83. En ce qui concerne plus particulièrement l’exigence d’exactitude et de mise à jour des données collectées, la Cour a eu à connaître de plusieurs affaires relatives à la conservation, par les autorités, de données dont l’inexactitude était avérée ou alléguée (voir, notamment, Cemalettin Canlı c. Turquie, no 22427/04, §§ 34-37, 18 novembre 2008, sur la présence d’informations inexactes dans un fichier de police, et Rotaru, précité, § 36, sur la tenue d’un registre par un service de renseignement comprenant des données erronées sur le passé du requérant). Des données personnelles, fausses ou incomplètes, recueillies et conservées par les autorités peuvent rendre plus difficile la vie quotidienne de la personne concernée (Khelili c. Suisse, no 16188/07, § 64, 18 octobre 2011) ou s’avérer diffamatoires (Rotaru, précité, § 44).
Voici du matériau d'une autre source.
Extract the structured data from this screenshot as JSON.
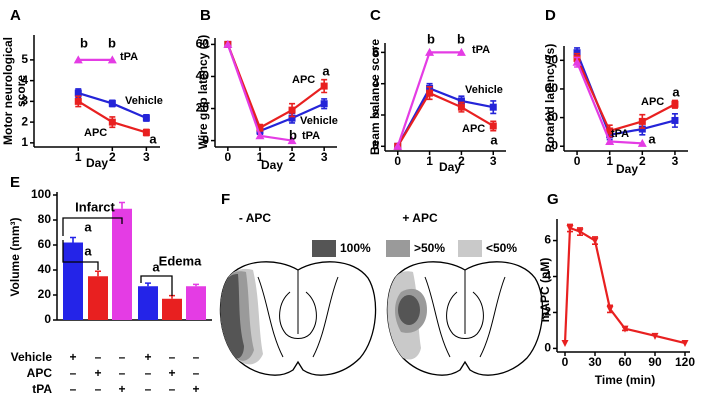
{
  "chart_data": [
    {
      "type": "line",
      "label": "A",
      "ylabel": [
        "Motor neurological",
        "score"
      ],
      "xlabel": "Day",
      "x": [
        1,
        2,
        3
      ],
      "xlim": [
        -0.3,
        3.4
      ],
      "xticks": [
        1,
        2,
        3
      ],
      "ylim": [
        0.8,
        6.2
      ],
      "yticks": [
        1,
        2,
        3,
        4,
        5
      ],
      "series": [
        {
          "name": "Vehicle",
          "color": "#2424d8",
          "marker": "square",
          "values": [
            3.4,
            2.9,
            2.2
          ],
          "errors": [
            0.2,
            0.15,
            0.15
          ]
        },
        {
          "name": "APC",
          "color": "#e82020",
          "marker": "square",
          "values": [
            3.0,
            2.0,
            1.5
          ],
          "errors": [
            0.25,
            0.25,
            0.15
          ]
        },
        {
          "name": "tPA",
          "color": "#e43ce4",
          "marker": "triangle",
          "values": [
            5,
            5,
            null
          ]
        }
      ],
      "annotations": [
        "b",
        "b",
        "a"
      ]
    },
    {
      "type": "line",
      "label": "B",
      "ylabel": "Wire grip latency (s)",
      "xlabel": "Day",
      "x": [
        0,
        1,
        2,
        3
      ],
      "xlim": [
        -0.4,
        3.4
      ],
      "xticks": [
        0,
        1,
        2,
        3
      ],
      "ylim": [
        -4,
        64
      ],
      "yticks": [
        0,
        20,
        40,
        60
      ],
      "series": [
        {
          "name": "Vehicle",
          "color": "#2424d8",
          "marker": "square",
          "values": [
            60,
            6,
            14,
            23
          ],
          "errors": [
            null,
            2,
            3,
            3
          ]
        },
        {
          "name": "APC",
          "color": "#e82020",
          "marker": "square",
          "values": [
            60,
            8,
            19,
            34
          ],
          "errors": [
            null,
            2,
            4,
            4
          ]
        },
        {
          "name": "tPA",
          "color": "#e43ce4",
          "marker": "triangle",
          "values": [
            60,
            3,
            0,
            null
          ]
        }
      ],
      "annotations": [
        "a",
        "b"
      ]
    },
    {
      "type": "line",
      "label": "C",
      "ylabel": "Beam balance score",
      "xlabel": "Day",
      "x": [
        0,
        1,
        2,
        3
      ],
      "xlim": [
        -0.4,
        3.4
      ],
      "xticks": [
        0,
        1,
        2,
        3
      ],
      "ylim": [
        -0.3,
        6.6
      ],
      "yticks": [
        0,
        2,
        4,
        6
      ],
      "series": [
        {
          "name": "Vehicle",
          "color": "#2424d8",
          "marker": "square",
          "values": [
            0,
            3.7,
            2.9,
            2.5
          ],
          "errors": [
            null,
            0.3,
            0.3,
            0.4
          ]
        },
        {
          "name": "APC",
          "color": "#e82020",
          "marker": "square",
          "values": [
            0,
            3.4,
            2.5,
            1.3
          ],
          "errors": [
            null,
            0.4,
            0.3,
            0.3
          ]
        },
        {
          "name": "tPA",
          "color": "#e43ce4",
          "marker": "triangle",
          "values": [
            0,
            6,
            6,
            null
          ]
        }
      ],
      "annotations": [
        "b",
        "b",
        "a"
      ]
    },
    {
      "type": "line",
      "label": "D",
      "ylabel": "Rotarod latency (s)",
      "xlabel": "Day",
      "x": [
        0,
        1,
        2,
        3
      ],
      "xlim": [
        -0.4,
        3.4
      ],
      "xticks": [
        0,
        1,
        2,
        3
      ],
      "ylim": [
        -5,
        105
      ],
      "yticks": [
        0,
        30,
        60,
        90
      ],
      "series": [
        {
          "color": "#2424d8",
          "marker": "square",
          "values": [
            98,
            12,
            18,
            27
          ],
          "errors": [
            5,
            5,
            6,
            7
          ]
        },
        {
          "name": "APC",
          "color": "#e82020",
          "marker": "square",
          "values": [
            92,
            16,
            26,
            44
          ],
          "errors": [
            5,
            6,
            7,
            4
          ]
        },
        {
          "name": "tPA",
          "color": "#e43ce4",
          "marker": "triangle",
          "values": [
            88,
            5,
            3,
            null
          ],
          "errors": [
            5,
            null,
            null,
            null
          ]
        }
      ],
      "annotations": [
        "a",
        "a"
      ]
    },
    {
      "type": "bar",
      "label": "E",
      "ylabel": "Volume (mm³)",
      "ylim": [
        0,
        100
      ],
      "yticks": [
        0,
        20,
        40,
        60,
        80,
        100
      ],
      "values": [
        62,
        35,
        89,
        27,
        17,
        27
      ],
      "errors": [
        4,
        4,
        5,
        2.5,
        2.5,
        1.5
      ],
      "colors": [
        "#2424e8",
        "#e82020",
        "#e43ce4",
        "#2424e8",
        "#e82020",
        "#e43ce4"
      ],
      "group_labels": [
        "Infarct",
        "Edema"
      ],
      "annotations": [
        "a",
        "a",
        "a"
      ],
      "table": {
        "rows": [
          "Vehicle",
          "APC",
          "tPA"
        ],
        "cells": [
          [
            "+",
            "–",
            "–",
            "+",
            "–",
            "–"
          ],
          [
            "–",
            "+",
            "–",
            "–",
            "+",
            "–"
          ],
          [
            "–",
            "–",
            "+",
            "–",
            "–",
            "+"
          ]
        ]
      }
    },
    {
      "type": "line",
      "label": "G",
      "ylabel": "mAPC (nM)",
      "xlabel": "Time (min)",
      "x": [
        0,
        5,
        15,
        30,
        45,
        60,
        90,
        120
      ],
      "xlim": [
        -8,
        125
      ],
      "xticks": [
        0,
        30,
        60,
        90,
        120
      ],
      "ylim": [
        -0.2,
        7.2
      ],
      "yticks": [
        0,
        2,
        4,
        6
      ],
      "series": [
        {
          "color": "#e82020",
          "marker": "triangle-down",
          "values": [
            0.3,
            6.7,
            6.5,
            6.0,
            2.2,
            1.1,
            0.7,
            0.3
          ],
          "errors": [
            null,
            0.2,
            0.2,
            0.2,
            0.2,
            0.1,
            null,
            null
          ]
        }
      ]
    }
  ],
  "panel_f": {
    "label": "F",
    "titles": [
      "- APC",
      "+ APC"
    ],
    "legend": [
      "100%",
      ">50%",
      "<50%"
    ]
  }
}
Leur mésusage peut être aggravé par la méconnaissance de certaines garanties procédurales prévues en droit interne pour protéger les droits des personnes concernées (voir, pour la transmission parcellaire d’une information inexacte issue d’un fichier de police aux autorités judiciaires, Cemalettin Canlı, précité, §§ 42-43).

84. La Cour reconnait en la matière une certaine marge d’appréciation aux autorités nationales compétentes ; son étendue dépend d’un certain nombre de facteurs, dont la nature du droit en cause garanti par la Convention, son importance pour la personne concernée, la nature de l’ingérence et la finalité de celle-ci (S. et Marper, précité, § 102). La Cour prend également en compte le fait que le consentement de la personne n’ait pas été obtenu ou recherché lors de la collecte, de la conservation ou de l’utilisation de données intrinsèquement privées (ibidem, § 104, et Avilkina et autres c. Russie, no 1585/09, §§ 48-49, 6 juin 2013). Ainsi, la Cour a jugé que la divulgation de données relative à la séropositivité (Z c. Finlande, précité, § 96) ou la conservation et l’utilisation sans limites de données relatives aux empreintes digitales et génétiques à des fins policières (S. et Marper, précité, §§ 104 et 112) effectuées sans le consentement de la personne concernée appellent un examen rigoureux de sa part.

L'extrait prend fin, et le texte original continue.